I think birding made me feel much less cooped up. It helped me relax and, just you know, cope with all the — what was going on and also having to be you know, inside all day sitting down at my desk. It was something I really looked forward to.
Casey Crownhart: The good news for birders, whether new or experienced, is that birds are still out and about, wherever you are and whatever’s going on in the world.
Joseph McManus: There’s no place in the world you can go that there’s not birds: on top of mountains, in the middle of the ocean, Antarctica, you name the place. Any kind of habitat. Some birds had made it its niche.
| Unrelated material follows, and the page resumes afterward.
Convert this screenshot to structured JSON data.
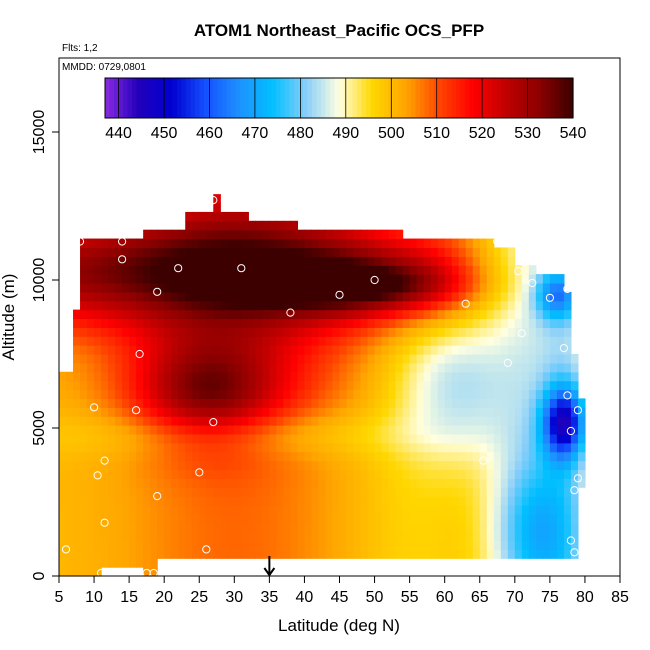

Casey Crownhart: And as I found out on the walk, New York City is definitely not an exception to that rule. I think I expanded my bird Rolodex far beyond pigeons and geese.
While it might be tempting to whip out a camera when you see a new bird, Joe’s final piece of advice to interested birders: Don’t worry about trying to snap photos, just stay in the moment and enjoy it.
Joseph McManus: I say the best camera in the world is right between these two ears: your eyes.
(Music fades in)
Casey Crownhart: When you’ve got your eyes on a bird, it’s easy to forget anything exists outside the binocular’s sights. And in a way, it’s comforting that the birds are just going about their business, whether it’s pigeons strutting down the sidewalks or songbirds making their yearly migration south. There are few things that feel normal these days, but watching a warbler hop around in the trees is as close as I’ve gotten in a while.
For Scienceline, I’m Casey Crownhart.